How to Harkness
Exeter instructors have collaborated to create a set of tools and videos for teachers anywhere to use to observe, assess and enhance classroom participation. We hope you will find these useful in implementing student-centered learning in your classrooms and schools.
At Exeter, instructors routinely use the table diagram to map classroom interactions as they unfold. You may want to invite a classroom observer to help with data capture for the other tools.
A good Harkness class is all about how the discussion comes together. Watch a full Harkness class in action below.
Tools for the table
The Table
The Table is an oblong that helps you map who speaks. Teachers use this, often with students, to reflect on participation and interactions. Download here.
Time Speaking
The Time Speaking bar graph helps you track interactions in more detail, including the duration and order of comments. Download here.
Student Comments
The Student Comments form provides snapshots from the classroom. It was designed to isolate individual student contributions and behaviors over one class period. Download here.
Body Language
The Body Language tracker is useful for teachers new to discussion-based teaching. It helps attune instructors to nonverbal participation and can provide insight into the ways quieter students engage. Download here.
Harkness in action
Watch a geometry class
This geometry class is typical within Exeter’s integrated math program: Students present their ideas for solutions to homework problems on the board and work with one another to discover and evaluate different pathways to a solution. The instructor nudges her students to access material from previous lessons and make connections with current problem sets. Exeter’s problem sets are designed to enable students to discover new concepts, eliminating the dependence on teachers to introduce ideas. Each class is a time to collaborate, share ideas and strengthen understanding.
Watch a physics class
Launching new material can alter the structure of a typical Harkness class.
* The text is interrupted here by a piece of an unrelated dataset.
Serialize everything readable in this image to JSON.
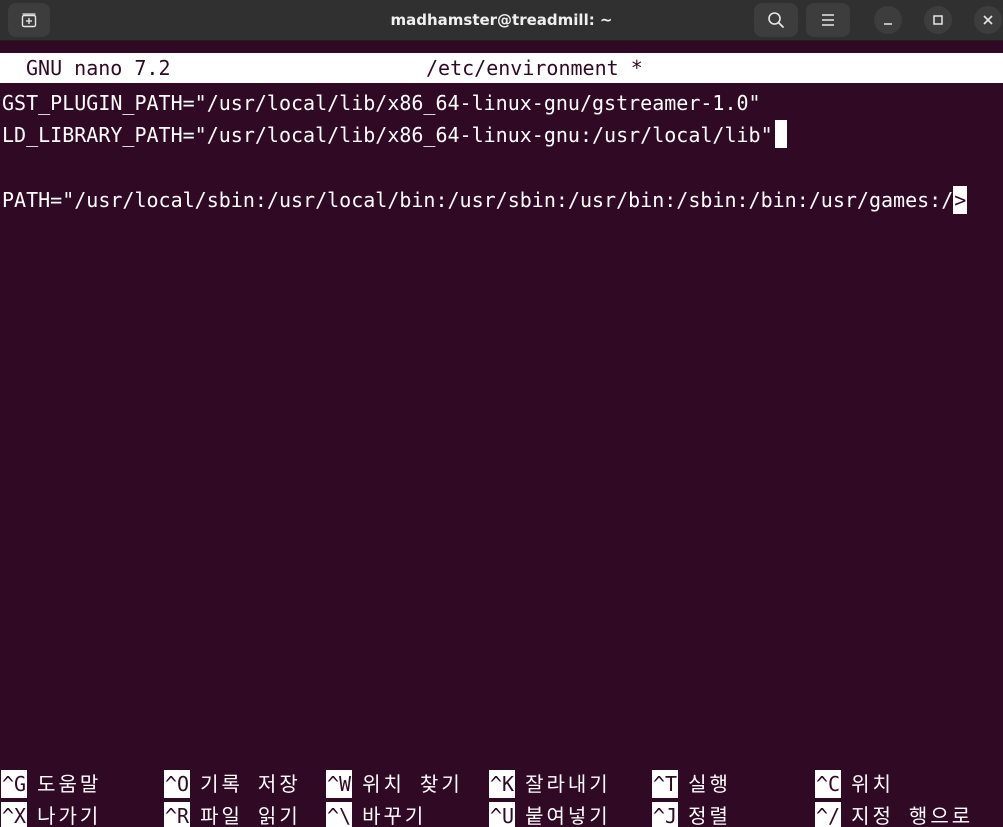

Here, the start of a new physics unit requires increased teacher direction and demonstration. As a unit progresses, students participate more, develop dexterity with the material and assume ownership of the group work.
Watch a history class
Eleventh graders at the end of studying Civil Rights consider Malcolm X and Martin Luther King, Jr. Their instructor discusses tactics for bringing all students in to the complex conversation.
Watch a French class
First-year French students and their teacher discuss how group conversation about reading assignments builds vocabulary and creates familiarity with correct pronunciation. The first segments of the class follow a structure familiar to the students: first, casual conversation, then, assessing grammar homework, and next, discussing a short novel. With this routine, speaking entirely in French is achievable even for this introductory course. Student collaboration comes to life when the class moves to the board to write and speak French in small groups.